Figure 2.

Effects of myosin IC and isoform A on exosome and metalloprotease secretion by prostate cancer cells. (A) Fluorescence of the secreted exosomal fraction (stained with membrane dye Vybrant DiI) from PC3 cells transfected with nonspecific (NS) and myosin IC-targeted (myoIC) siRNA. Data were normalized to the control (nonspecific siRNA treatment) in each experiment. N = 8 cell cultures per group. Experiment was repeated 4 times. Error bar: 95% c.i. on the mean. (B). Western blot analysis of total cell (TC) extract and secreted exosomes (Ex) from the siRNA knockdown experiments. (C) Quantification of the knockdown. N = 2 cell cultures per group. Experiment was repeated 2 times. Error bar: 95% c.i. on the mean. Two different sequences were targeted by siRNA 1 and 2; siRNA 1 was used in all other experiments shown. *Significant (p < 0.0001) deviations from the control. (D) Fluorescence of the secreted exosomal fraction measured as in A, from PC3 cells transfected with EGFP fusion constructs of myosin IC isoform A. EGFP, control transfection with EGFP alone.
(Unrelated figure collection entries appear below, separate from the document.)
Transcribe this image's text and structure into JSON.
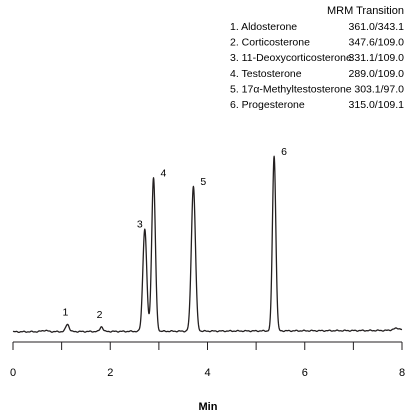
{
  "chart_data": {
    "type": "line",
    "title": "",
    "xlabel": "Min",
    "ylabel": "",
    "xlim": [
      0,
      8
    ],
    "ylim": [
      0,
      100
    ],
    "grid": false,
    "x_ticks": [
      0,
      2,
      4,
      6,
      8
    ],
    "x_minor_step": 1,
    "legend": {
      "header": "MRM Transition",
      "placement": "top-right",
      "entries": [
        {
          "label": "1. Aldosterone",
          "transition": "361.0/343.1"
        },
        {
          "label": "2. Corticosterone",
          "transition": "347.6/109.0"
        },
        {
          "label": "3. 11-Deoxycorticosterone",
          "transition": "331.1/109.0"
        },
        {
          "label": "4. Testosterone",
          "transition": "289.0/109.0"
        },
        {
          "label": "5. 17α-Methyltestosterone",
          "transition": "303.1/97.0"
        },
        {
          "label": "6. Progesterone",
          "transition": "315.0/109.1"
        }
      ]
    },
    "baseline": 1.5,
    "peaks": [
      {
        "label": "1",
        "x": 1.12,
        "height": 3.5,
        "width": 0.035
      },
      {
        "label": "2",
        "x": 1.82,
        "height": 2.3,
        "width": 0.03
      },
      {
        "label": "3",
        "x": 2.71,
        "height": 48,
        "width": 0.04
      },
      {
        "label": "4",
        "x": 2.89,
        "height": 72,
        "width": 0.038
      },
      {
        "label": "5",
        "x": 3.71,
        "height": 68,
        "width": 0.042
      },
      {
        "label": "6",
        "x": 5.37,
        "height": 82,
        "width": 0.035
      }
    ],
    "minor_bumps": [
      {
        "x": 0.65,
        "height": 0.6,
        "width": 0.06
      },
      {
        "x": 7.9,
        "height": 1.0,
        "width": 0.08
      }
    ],
    "trace_color": "#231f20"
  }
}
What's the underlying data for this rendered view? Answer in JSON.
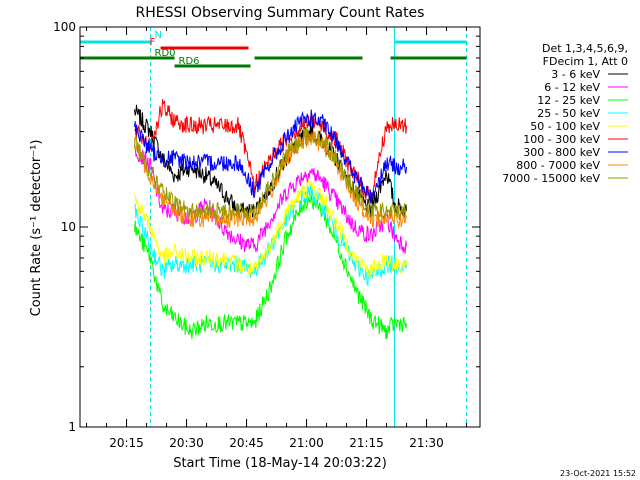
{
  "chart_data": {
    "type": "line",
    "title": "RHESSI Observing Summary Count Rates",
    "xlabel": "Start Time (18-May-14 20:03:22)",
    "ylabel": "Count Rate (s⁻¹ detector⁻¹)",
    "y_scale": "log",
    "ylim": [
      1,
      100
    ],
    "xlim": [
      "20:03:22",
      "21:43:22"
    ],
    "y_ticks": [
      "1",
      "10",
      "100"
    ],
    "x_ticks": [
      "20:15",
      "20:30",
      "20:45",
      "21:00",
      "21:15",
      "21:30"
    ],
    "legend_header": [
      "Det 1,3,4,5,6,9,",
      "FDecim 1, Att 0"
    ],
    "legend_position": "right",
    "timestamp": "23-Oct-2021 15:52",
    "flags": [
      {
        "name": "N",
        "color": "#00e5e5",
        "intervals": [
          [
            "20:03:22",
            "20:21:00"
          ],
          [
            "21:22:00",
            "21:40:00"
          ]
        ]
      },
      {
        "name": "F",
        "color": "#ee0000",
        "intervals": [
          [
            "20:23:30",
            "20:45:30"
          ]
        ]
      },
      {
        "name": "RD0",
        "color": "#007a00",
        "intervals": [
          [
            "20:03:22",
            "20:27:00"
          ],
          [
            "20:47:00",
            "21:14:00"
          ],
          [
            "21:21:00",
            "21:40:00"
          ]
        ]
      },
      {
        "name": "RD6",
        "color": "#007a00",
        "intervals": [
          [
            "20:27:00",
            "20:46:00"
          ]
        ]
      }
    ],
    "vertical_lines": [
      {
        "time": "20:03:22",
        "style": "solid",
        "color": "#00e5e5"
      },
      {
        "time": "20:21:00",
        "style": "dashed",
        "color": "#00e5e5"
      },
      {
        "time": "21:22:00",
        "style": "solid",
        "color": "#00e5e5"
      },
      {
        "time": "21:40:00",
        "style": "dashed",
        "color": "#00e5e5"
      }
    ],
    "x": [
      "20:17",
      "20:21",
      "20:24",
      "20:27",
      "20:31",
      "20:35",
      "20:39",
      "20:43",
      "20:47",
      "20:51",
      "20:55",
      "20:59",
      "21:01",
      "21:04",
      "21:08",
      "21:12",
      "21:16",
      "21:20",
      "21:22",
      "21:25"
    ],
    "series": [
      {
        "name": "3 - 6 keV",
        "color": "#000000",
        "values": [
          38,
          30,
          22,
          18,
          20,
          18,
          15,
          12,
          12,
          16,
          22,
          28,
          30,
          27,
          21,
          15,
          12,
          19,
          13,
          12
        ]
      },
      {
        "name": "6 - 12 keV",
        "color": "#ff00ff",
        "values": [
          25,
          20,
          12,
          12,
          11,
          13,
          10,
          8.5,
          8,
          11,
          15,
          18,
          19,
          17,
          13,
          10,
          9,
          11,
          9,
          8
        ]
      },
      {
        "name": "12 - 25 keV",
        "color": "#00ff00",
        "values": [
          10,
          7,
          4,
          3.5,
          3,
          3.3,
          3.3,
          3.3,
          3.3,
          5,
          9,
          13,
          14,
          12,
          8,
          5,
          3.5,
          3,
          3.3,
          3.3
        ]
      },
      {
        "name": "25 - 50 keV",
        "color": "#00ffff",
        "values": [
          12,
          8,
          6,
          6.5,
          6.5,
          6.5,
          6.5,
          6.5,
          6,
          8,
          11,
          14,
          15,
          13,
          9,
          6.5,
          5.5,
          6.5,
          6.5,
          6.5
        ]
      },
      {
        "name": "50 - 100 keV",
        "color": "#ffff00",
        "values": [
          14,
          10,
          7,
          7.5,
          7,
          7,
          7,
          6.5,
          6,
          8,
          12,
          15,
          16,
          14,
          10,
          7,
          6,
          7,
          6.5,
          6.5
        ]
      },
      {
        "name": "100 - 300 keV",
        "color": "#ff0000",
        "values": [
          30,
          26,
          40,
          34,
          32,
          32,
          32,
          32,
          16,
          22,
          28,
          32,
          34,
          32,
          26,
          18,
          14,
          32,
          32,
          32
        ]
      },
      {
        "name": "300 - 800 keV",
        "color": "#0000ff",
        "values": [
          32,
          24,
          22,
          22,
          21,
          21,
          21,
          21,
          15,
          21,
          28,
          34,
          35,
          33,
          26,
          18,
          14,
          21,
          20,
          20
        ]
      },
      {
        "name": "800 - 7000 keV",
        "color": "#ff8800",
        "values": [
          26,
          18,
          14,
          12,
          11,
          11,
          11,
          11,
          11,
          15,
          22,
          27,
          28,
          26,
          20,
          14,
          11,
          11,
          11,
          11
        ]
      },
      {
        "name": "7000 - 15000 keV",
        "color": "#999900",
        "values": [
          27,
          19,
          15,
          13,
          12,
          12,
          12,
          12,
          12,
          16,
          23,
          28,
          29,
          27,
          21,
          15,
          12,
          12,
          12,
          12
        ]
      }
    ]
  }
}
WT, wild-type isoform A. K892A, lipid-domain substitution. E391V, motor-domain substitution. Data presentation as in (A). N = 5 cell cultures per group. Experiment repeated 5 times. Each p-value in pairwise comparisons with the control is <0.0001 (*), and all null hypotheses are rejected at familywise significance level 0.05 if regarded as a multiple comparison using the Holm-Bonferroni correction. (E) Western blot analysis of total cell (TC) extract and secreted exosomes (Ex) from the EGFP fusion experiments.